Kobe and Gigi courtside breaking down the game 📋 pic.twitter.com/FxqSjVx6ew
— ESPN (@espn) December 22, 2019
Another sportscaster added, “I love this.”
In the sweet moment, the late NBA player spoke to Gianna while pointing and making hand motions. She nodded along and smiled.
The following week, the father-daughter pair attended another game together, that time for the Los Angeles Lakers against the Dallas Mavericks on December 30. The teenager posed with the Texas team’s star Luka Doncic, while her dad was spotted chatting with Anthony Davis and LeBron James.
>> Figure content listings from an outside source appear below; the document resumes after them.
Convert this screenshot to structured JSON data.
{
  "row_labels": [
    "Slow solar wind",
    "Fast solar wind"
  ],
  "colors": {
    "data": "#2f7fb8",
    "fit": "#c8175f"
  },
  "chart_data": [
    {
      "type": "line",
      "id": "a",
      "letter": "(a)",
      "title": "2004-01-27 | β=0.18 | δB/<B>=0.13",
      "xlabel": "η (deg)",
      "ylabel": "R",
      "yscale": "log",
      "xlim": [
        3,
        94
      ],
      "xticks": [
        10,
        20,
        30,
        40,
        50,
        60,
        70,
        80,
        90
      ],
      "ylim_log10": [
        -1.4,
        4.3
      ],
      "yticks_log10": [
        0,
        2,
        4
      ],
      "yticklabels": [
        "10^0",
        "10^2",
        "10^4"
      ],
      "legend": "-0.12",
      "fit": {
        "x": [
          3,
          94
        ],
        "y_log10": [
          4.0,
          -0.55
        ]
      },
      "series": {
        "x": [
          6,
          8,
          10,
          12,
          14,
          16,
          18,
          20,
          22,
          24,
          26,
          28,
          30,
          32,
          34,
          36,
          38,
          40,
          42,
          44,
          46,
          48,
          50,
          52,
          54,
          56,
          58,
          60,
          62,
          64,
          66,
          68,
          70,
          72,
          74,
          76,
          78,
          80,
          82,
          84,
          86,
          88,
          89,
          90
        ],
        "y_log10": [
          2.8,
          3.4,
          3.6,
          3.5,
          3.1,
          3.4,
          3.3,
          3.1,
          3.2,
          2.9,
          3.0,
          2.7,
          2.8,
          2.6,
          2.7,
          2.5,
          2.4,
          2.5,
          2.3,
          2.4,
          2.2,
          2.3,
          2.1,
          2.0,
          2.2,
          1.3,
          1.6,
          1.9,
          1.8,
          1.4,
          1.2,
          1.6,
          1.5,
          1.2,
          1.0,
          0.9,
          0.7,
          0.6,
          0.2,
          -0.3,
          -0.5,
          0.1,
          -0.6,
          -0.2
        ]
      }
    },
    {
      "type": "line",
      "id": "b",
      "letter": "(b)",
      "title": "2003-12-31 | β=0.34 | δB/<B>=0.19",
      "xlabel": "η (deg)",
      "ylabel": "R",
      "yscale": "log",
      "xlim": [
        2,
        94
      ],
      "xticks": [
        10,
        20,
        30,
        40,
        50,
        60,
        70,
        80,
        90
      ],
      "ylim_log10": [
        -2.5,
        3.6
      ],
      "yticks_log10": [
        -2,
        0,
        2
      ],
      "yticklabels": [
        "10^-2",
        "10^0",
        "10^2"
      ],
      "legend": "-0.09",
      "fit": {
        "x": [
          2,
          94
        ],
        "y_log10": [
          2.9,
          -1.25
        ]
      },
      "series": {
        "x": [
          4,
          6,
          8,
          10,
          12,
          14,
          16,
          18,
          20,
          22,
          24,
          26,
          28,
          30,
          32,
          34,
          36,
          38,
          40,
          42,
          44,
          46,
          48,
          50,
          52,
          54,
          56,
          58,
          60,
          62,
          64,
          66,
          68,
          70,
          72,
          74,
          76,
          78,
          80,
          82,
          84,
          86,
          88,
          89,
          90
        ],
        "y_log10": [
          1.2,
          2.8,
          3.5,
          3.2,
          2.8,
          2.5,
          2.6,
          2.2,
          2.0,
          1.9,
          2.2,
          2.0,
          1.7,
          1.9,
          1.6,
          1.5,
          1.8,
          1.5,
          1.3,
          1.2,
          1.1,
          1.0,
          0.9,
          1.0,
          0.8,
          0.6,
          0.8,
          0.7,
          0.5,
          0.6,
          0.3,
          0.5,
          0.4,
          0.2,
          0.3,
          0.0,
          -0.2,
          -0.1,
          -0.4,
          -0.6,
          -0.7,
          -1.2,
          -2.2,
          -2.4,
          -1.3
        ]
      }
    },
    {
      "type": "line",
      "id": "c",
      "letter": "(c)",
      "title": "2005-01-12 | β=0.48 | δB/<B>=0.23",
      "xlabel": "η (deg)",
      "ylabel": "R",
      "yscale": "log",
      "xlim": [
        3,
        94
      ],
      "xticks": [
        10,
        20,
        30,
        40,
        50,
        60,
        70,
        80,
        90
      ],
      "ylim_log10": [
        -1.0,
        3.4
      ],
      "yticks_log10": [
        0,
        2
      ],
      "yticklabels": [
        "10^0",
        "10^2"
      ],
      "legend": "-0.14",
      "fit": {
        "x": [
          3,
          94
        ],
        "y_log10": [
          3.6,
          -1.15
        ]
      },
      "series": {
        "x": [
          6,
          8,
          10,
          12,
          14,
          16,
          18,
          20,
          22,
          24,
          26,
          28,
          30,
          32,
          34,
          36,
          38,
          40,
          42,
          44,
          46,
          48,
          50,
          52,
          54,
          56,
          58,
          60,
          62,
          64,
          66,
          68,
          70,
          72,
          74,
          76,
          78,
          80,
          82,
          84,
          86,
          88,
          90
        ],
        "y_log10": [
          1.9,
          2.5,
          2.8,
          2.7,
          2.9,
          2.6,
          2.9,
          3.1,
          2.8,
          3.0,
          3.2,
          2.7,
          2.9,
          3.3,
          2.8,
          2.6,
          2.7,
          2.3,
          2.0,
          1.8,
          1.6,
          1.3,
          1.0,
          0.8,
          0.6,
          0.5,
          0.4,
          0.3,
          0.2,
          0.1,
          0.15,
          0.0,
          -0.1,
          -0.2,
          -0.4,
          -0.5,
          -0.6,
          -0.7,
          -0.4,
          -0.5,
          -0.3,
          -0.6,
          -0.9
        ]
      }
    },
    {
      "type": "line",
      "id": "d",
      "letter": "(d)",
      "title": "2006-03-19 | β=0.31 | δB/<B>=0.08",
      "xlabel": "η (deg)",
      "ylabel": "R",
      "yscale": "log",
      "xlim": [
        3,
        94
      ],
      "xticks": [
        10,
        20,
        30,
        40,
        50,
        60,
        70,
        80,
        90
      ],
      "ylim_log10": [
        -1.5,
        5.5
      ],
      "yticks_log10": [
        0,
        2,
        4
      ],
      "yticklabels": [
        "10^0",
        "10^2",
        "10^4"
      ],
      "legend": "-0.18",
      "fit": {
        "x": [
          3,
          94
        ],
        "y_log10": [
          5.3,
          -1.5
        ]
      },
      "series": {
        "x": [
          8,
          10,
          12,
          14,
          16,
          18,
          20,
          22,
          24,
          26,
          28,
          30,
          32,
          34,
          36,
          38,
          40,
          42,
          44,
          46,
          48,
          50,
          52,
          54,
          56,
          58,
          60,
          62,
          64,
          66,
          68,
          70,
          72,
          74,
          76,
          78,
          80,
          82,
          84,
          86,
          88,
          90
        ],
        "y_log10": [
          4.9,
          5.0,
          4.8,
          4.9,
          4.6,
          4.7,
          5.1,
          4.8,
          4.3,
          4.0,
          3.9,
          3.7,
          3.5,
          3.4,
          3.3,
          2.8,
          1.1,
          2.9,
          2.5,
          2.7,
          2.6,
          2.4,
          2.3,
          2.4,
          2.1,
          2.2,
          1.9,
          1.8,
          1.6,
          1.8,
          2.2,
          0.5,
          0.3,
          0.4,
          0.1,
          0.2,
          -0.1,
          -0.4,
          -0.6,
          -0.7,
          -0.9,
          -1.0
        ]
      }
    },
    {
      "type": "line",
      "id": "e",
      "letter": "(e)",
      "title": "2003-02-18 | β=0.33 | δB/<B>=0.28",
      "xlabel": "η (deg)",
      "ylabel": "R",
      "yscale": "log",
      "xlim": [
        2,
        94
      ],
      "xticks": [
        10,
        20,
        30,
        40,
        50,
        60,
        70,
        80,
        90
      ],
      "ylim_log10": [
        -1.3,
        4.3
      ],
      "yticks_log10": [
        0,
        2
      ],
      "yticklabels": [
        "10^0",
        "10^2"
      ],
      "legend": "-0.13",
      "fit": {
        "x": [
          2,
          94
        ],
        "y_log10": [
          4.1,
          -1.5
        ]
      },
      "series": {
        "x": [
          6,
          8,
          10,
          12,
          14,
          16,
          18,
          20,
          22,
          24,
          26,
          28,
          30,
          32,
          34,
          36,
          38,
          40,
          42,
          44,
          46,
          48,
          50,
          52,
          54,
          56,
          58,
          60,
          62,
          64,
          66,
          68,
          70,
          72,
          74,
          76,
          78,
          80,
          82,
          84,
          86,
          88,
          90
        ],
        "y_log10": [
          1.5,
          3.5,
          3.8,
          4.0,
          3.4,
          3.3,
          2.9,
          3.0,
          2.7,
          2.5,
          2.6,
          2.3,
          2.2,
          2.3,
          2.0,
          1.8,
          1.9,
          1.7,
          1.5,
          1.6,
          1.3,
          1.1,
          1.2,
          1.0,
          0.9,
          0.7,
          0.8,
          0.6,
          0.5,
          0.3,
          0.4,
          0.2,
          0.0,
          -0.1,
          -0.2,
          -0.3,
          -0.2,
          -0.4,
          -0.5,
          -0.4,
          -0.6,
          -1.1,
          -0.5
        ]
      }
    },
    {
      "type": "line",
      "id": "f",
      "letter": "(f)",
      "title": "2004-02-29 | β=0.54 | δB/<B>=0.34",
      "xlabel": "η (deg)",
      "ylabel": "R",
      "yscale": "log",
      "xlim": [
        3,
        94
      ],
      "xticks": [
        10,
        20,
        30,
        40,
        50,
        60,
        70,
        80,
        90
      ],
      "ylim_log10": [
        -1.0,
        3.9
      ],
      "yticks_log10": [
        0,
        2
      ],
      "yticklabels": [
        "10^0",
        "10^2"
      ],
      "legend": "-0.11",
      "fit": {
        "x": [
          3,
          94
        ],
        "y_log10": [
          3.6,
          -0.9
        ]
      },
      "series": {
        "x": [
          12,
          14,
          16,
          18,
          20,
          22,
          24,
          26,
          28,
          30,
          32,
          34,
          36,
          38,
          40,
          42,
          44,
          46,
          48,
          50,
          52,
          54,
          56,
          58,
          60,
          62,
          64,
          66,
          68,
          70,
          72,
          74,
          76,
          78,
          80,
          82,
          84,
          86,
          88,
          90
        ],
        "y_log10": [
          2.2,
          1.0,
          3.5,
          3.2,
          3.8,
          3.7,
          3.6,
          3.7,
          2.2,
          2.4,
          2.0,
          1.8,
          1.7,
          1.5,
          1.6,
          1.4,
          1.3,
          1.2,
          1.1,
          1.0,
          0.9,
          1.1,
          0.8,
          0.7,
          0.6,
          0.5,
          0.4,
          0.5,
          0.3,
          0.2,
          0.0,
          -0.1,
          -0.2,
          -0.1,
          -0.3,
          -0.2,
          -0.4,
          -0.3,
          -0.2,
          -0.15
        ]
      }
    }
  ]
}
Us Weekly confirmed that the Philadelphia native died in a helicopter crash on Sunday, January 26. The private chopper went down in Calabasas, California, and caught fire, killing the pilot and all eight passengers on board, including Kobe’s daughter Gianna, according to TMZ. They were reportedly on their way to Kobe’s Mamba Sports Academy in Thousand Oaks for basketball practice.
The basketball legend, who retired in 2016 after 20 seasons and five championships, admitted that he was often asked when he and his wife, 37, would have a son.
“The best thing that happens is we’ll go out, and fans will come up to me and she’ll be standing next to me,” Kobe said of Gianna during an October 2018 Jimmy Kimmel Live! appearance. “And they’ll be like, ‘Hey, you gotta have a boy. You and Vanessa gotta have a boy to carry on the tradition, the legacy. And she is like, ‘Oy, I got this. You don’t need a boy for that, I got this.’ I’m like, ‘That’s right, you got this.’”
She played as a forward like her father for an Amateur Athletic Union team, which Kobe coached during the last two years of his life.
“Coaching youth sports is so important to take very seriously because you’re helping the emotional [development] of young kids,” he told USA Today Sports in his final interview on Thursday, January 24. “So it’s understanding not to be overcritical and understanding that [there] are going to be mistakes.”